A good starting point is to question how I know that I am an artist?
As an artist a good proportion of my work is an attempt to understand what art is and why, at my core, I know that I am an artist. In my case, this is interesting because I am not particularly talented with my hands. At art school most of the other artists were significantly more technically proficient painters and sculptors than me. However, I knew with some certainty that I was as much an artist as anyone else on the course and, indeed, I felt a strong kinship with a whole series artists that inspired me (Robert Rauschenberg, Marina Abramovic, Yves Klein, Robert Smithson, Martha Rosler, John Cage, the Fluxus movement, 1960s minimalist artists to mention only a few).
In the book “Just Kids’ Patti Smith explains how, even though she wasn’t yet famous, she “felt an inexplicable sense of kinship” when she saw Jimi Hendrix, Janis Joplin and the members of Jefferson Starship in a bar at the Chelsea Hotel just before their performance at Woodstock. I really identify with this feeling.
Thus I’m always interested in exploring what it is that makes me an artist. I think the answer is that there is nothing special about me. In fact, if everyone is an artist, it will be possible for me to feel that kinship with any other human being that is ready to explore their own creativity.
The importance of experience over object
One of the propositions underlying my work is that the wonderful experiences offered by art are an internal phenomenon, something that happens inside the viewer, rather than being external to our inner senses and perception. The art industry tends to focus on objects because this is what can be bought and sold. However, for me, art is within in the subject (viewer), and the art object can only be a poetry transmission mechanism between artist and viewer.
My job as an artist is to find poetry everywhere
I consider that my job as an artist is to find the poetry in every moment regardless of where I am or what I am doing. In this way, for me, the most exciting art often tends to be non-conventional. I love galleries, exhibitions and traditional art forms. Indeed, this often gets me very excited and passionate. However, I am most excited by finding poetry in the unexpected, sometimes even banal, moment. In this way, I tend to focus my work in non-conventional forms and outside of the gallery system or art industry.

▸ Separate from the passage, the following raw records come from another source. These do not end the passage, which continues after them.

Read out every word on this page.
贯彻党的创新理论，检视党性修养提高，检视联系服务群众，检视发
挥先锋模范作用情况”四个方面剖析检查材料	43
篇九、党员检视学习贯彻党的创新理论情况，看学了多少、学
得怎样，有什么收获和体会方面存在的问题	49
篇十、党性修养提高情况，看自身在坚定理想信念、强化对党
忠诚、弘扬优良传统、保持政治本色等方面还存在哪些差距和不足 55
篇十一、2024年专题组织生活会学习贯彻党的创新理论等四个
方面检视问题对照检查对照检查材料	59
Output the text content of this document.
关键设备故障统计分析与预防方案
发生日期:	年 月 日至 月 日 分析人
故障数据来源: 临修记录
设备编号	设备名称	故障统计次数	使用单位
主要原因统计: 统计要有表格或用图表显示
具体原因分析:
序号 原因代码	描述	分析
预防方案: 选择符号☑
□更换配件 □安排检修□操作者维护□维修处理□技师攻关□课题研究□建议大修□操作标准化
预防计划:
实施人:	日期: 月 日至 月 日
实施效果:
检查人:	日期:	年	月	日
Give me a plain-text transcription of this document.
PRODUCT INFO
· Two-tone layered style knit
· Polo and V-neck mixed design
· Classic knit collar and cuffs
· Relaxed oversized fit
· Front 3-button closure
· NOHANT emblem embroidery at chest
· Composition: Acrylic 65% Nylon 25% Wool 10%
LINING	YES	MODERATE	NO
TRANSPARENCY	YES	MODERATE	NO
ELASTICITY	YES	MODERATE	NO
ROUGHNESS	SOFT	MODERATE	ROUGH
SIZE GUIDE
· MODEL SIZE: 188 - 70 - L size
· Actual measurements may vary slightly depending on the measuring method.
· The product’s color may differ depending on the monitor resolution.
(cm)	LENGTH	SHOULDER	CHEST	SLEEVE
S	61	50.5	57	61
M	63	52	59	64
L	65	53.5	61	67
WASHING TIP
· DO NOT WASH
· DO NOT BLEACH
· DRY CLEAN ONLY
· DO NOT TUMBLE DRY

A mindset of radical equality
My starting point in making work is one of radical equality, avoiding pre-set distinctions, labels, borders and coding. This is set out in the Radical Gallery Proposition, from which all my work emanates. Focusing on the viewer’s experience, the Radical Gallery aims to activate art works outside established conventions and codes. This not only proposes radical ideas on the definition of art, it has also offered me new insights on urban regeneration, economic policy, self development and the meaning of life. My hope is that all of my work is informed by this attitude.
Gallery v sketchbook work
I have often found that the most powerful art ‘moment’ is at the time when the work is created or first shared with another person. In this way, I tend to avoid trying to perfect my work so that it is ‘gallery ready’. I have no interest in excessive refinement of my work in order to make it flawless. I tend to work quickly and churn out a high volume of ideas and work. I prefer to get these ideas and works out in raw form in order to share them rather than spending ages trying to perfect a selected subset of them.
That said, I appreciate that, in some circumstances, a flaw in an art work can be disruptive to the viewer, so it is an area of my work where I try and find the right balance. Nevertheless, I treat my website as a sketchbook so that I can ‘show’ all my work that has reached a sufficient level of resolution even if it is still in draft form.
I don’t need to be paid to make art
At art school I became known as the person who didn’t think that artists need to be paid! This was a misrepresentation of my views. I do believe that art and creativity are fundamental human needs as important as breathing, eating and sex. In this way, I do not need to be paid to do it! In fact, just as it would be absurd to expect to be paid to breathe, there is something flawed in expecting to be paid for making my art work. That said, I appreciate that making art a full-time occupation requires some way of covering living expenses. So I have no problem in artists being paid for their work if they do this full-time. Further, I would be happy if art collectors wanted to buy my work. I’m just never going to focus on that upfront as I may be more likely to do in my other business ventures.